An official website of the United States government

Press Freedom Day: The Power to Illuminate
May 3, 2019

Ambassador Terry Branstad
Ambassador Terry Branstad

Author Ambassador Branstad

Images and words in the news capture our attention and shape our understanding of the world.  The photo of a scientist engaged in groundbreaking research.  The sharply-worded headline explaining a breaking news story.  The moment two presidents meet and shake hands, beamed around the world for their citizens to witness.  Like sunlight, good journalism clarifies, illuminates, and informs society.  On Press Freedom Day, we reflect on how important it is to protect this fundamental right for the benefit of all.

As Ambassador to China, I benefit from the dedication of journalists, both American and Chinese.  I have enjoyed my interactions with journalists in Beijing and across the country.  They work hard, often under difficult conditions.  Their task is critical, reporting on the U.S.-China relationship, the most important bilateral relationship in the world.

Americans value journalists.  Joseph Pulitzer, the famous American media leader who created the Pulitzer prize, called journalism, “A noble profession and one of unequaled importance for its influence upon the minds and morals of the people.”

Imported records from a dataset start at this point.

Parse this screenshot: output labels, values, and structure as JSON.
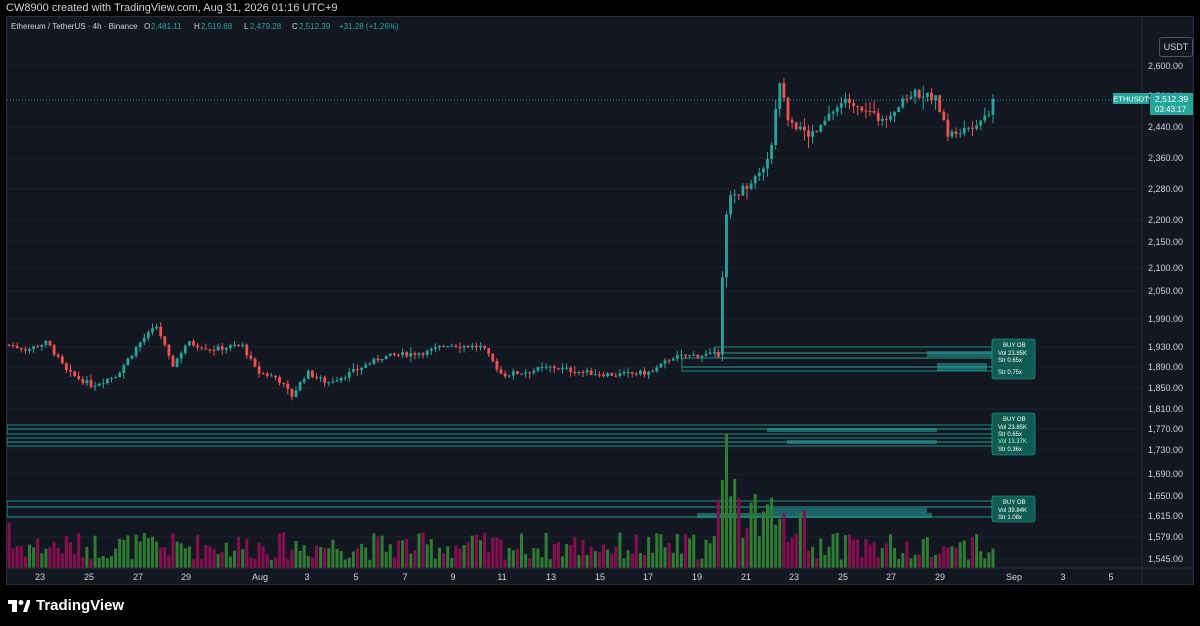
{
  "header": {
    "creator_line": "CW8900 created with TradingView.com, Aug 31, 2026 01:16 UTC+9"
  },
  "symbol": {
    "title": "Ethereum / TetherUS · 4h · Binance",
    "open_label": "O",
    "open": "2,481.11",
    "high_label": "H",
    "high": "2,519.68",
    "low_label": "L",
    "low": "2,479.28",
    "close_label": "C",
    "close": "2,512.39",
    "change": "+31.28 (+1.26%)"
  },
  "currency_button": "USDT",
  "price_axis": {
    "ticks": [
      "2,600.00",
      "2,520.00",
      "2,440.00",
      "2,360.00",
      "2,280.00",
      "2,200.00",
      "2,150.00",
      "2,100.00",
      "2,050.00",
      "1,990.00",
      "1,930.00",
      "1,890.00",
      "1,850.00",
      "1,810.00",
      "1,770.00",
      "1,730.00",
      "1,690.00",
      "1,650.00",
      "1,615.00",
      "1,579.00",
      "1,545.00"
    ],
    "last_symbol": "ETHUSDT",
    "last_price": "2,512.39",
    "countdown": "03:43:17"
  },
  "time_axis": {
    "ticks": [
      "23",
      "25",
      "27",
      "29",
      "Aug",
      "3",
      "5",
      "7",
      "9",
      "11",
      "13",
      "15",
      "17",
      "19",
      "21",
      "23",
      "25",
      "27",
      "29",
      "Sep",
      "3",
      "5"
    ]
  },
  "order_blocks": [
    {
      "title": "BUY OB",
      "lines": [
        "Vol 23.85K",
        "Str 0.65x",
        "Str 0.75x"
      ]
    },
    {
      "title": "BUY OB",
      "lines": [
        "Vol 23.85K",
        "Str 0.65x",
        "Vol 13.37K",
        "Str 0.36x"
      ]
    },
    {
      "title": "BUY OB",
      "lines": [
        "Vol 39.84K",
        "Str 1.08x"
      ]
    }
  ],
  "footer": {
    "brand": "TradingView"
  },
  "colors": {
    "up": "#26a69a",
    "down": "#ef5350",
    "background": "#131722",
    "vol_up": "#2e7d32",
    "vol_down": "#880e4f",
    "ob": "#26a69a"
  },
  "chart_data": {
    "type": "candlestick",
    "timeframe": "4h",
    "y_range": [
      1530,
      2640
    ],
    "key_closes": [
      {
        "date": "Jul 22",
        "price": 1935
      },
      {
        "date": "Jul 25",
        "price": 1860
      },
      {
        "date": "Jul 27",
        "price": 1980
      },
      {
        "date": "Jul 29",
        "price": 1900
      },
      {
        "date": "Aug 2",
        "price": 1840
      },
      {
        "date": "Aug 7",
        "price": 1910
      },
      {
        "date": "Aug 11",
        "price": 1900
      },
      {
        "date": "Aug 15",
        "price": 1880
      },
      {
        "date": "Aug 19",
        "price": 1915
      },
      {
        "date": "Aug 20",
        "price": 2270
      },
      {
        "date": "Aug 22",
        "price": 2520
      },
      {
        "date": "Aug 25",
        "price": 2520
      },
      {
        "date": "Aug 28",
        "price": 2530
      },
      {
        "date": "Aug 30",
        "price": 2470
      },
      {
        "date": "Aug 30",
        "price": 2512.39
      }
    ]
  }
}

America’s founding fathers recognized the power of journalism.  So they decided to protect it against interference.  The very first line of our Constitution’s bill of rights forbids the government from limiting freedom of the press.

The results have been remarkable.  For over two hundred years, journalists have channeled society’s robust debates in America and in most parts of the world.  The winner of these debates is always the people.  Of course, as with any debate—especially one with so many voices—there is bound to be disagreement and dissatisfaction.  The important point is this: as long as the public conversation stays open, the citizens get a full picture of the story, which they can evaluate and judge for themselves.

The birth of investigative journalism in the early 20th century provides a fascinating example of how this principle plays out.  In 1902, Ira Tarbell, a young female journalists, wrote a set of magazine articles revealing that John D. Rockefeller Sr.—one of the wealthiest and most powerful Americans of his age—had engaged in decades of illegal monopolistic business practices.  His company overcharged millions of American consumers for gasoline and other common goods.  Ira’s reporting unveiled these abuses to the public, leading to the breakup of the company by government regulators.  Along the way, many people warned Ira against raising the ire of the powerful Rockefeller family, yet this journalist bravely did her job, researching and publishing the truth, thereby helping her fellow Americans root out and resolve a serious social problem.

Like Ira, generations of journalists have continued to help citizens understand the issues we face.  For journalism’s role in society to function, it is imperative for journalists to be free from undue influence, and, like Ira, report the facts.  On Press Freedom Day, let us all take a moment to commend the efforts of journalists in both the United States and China.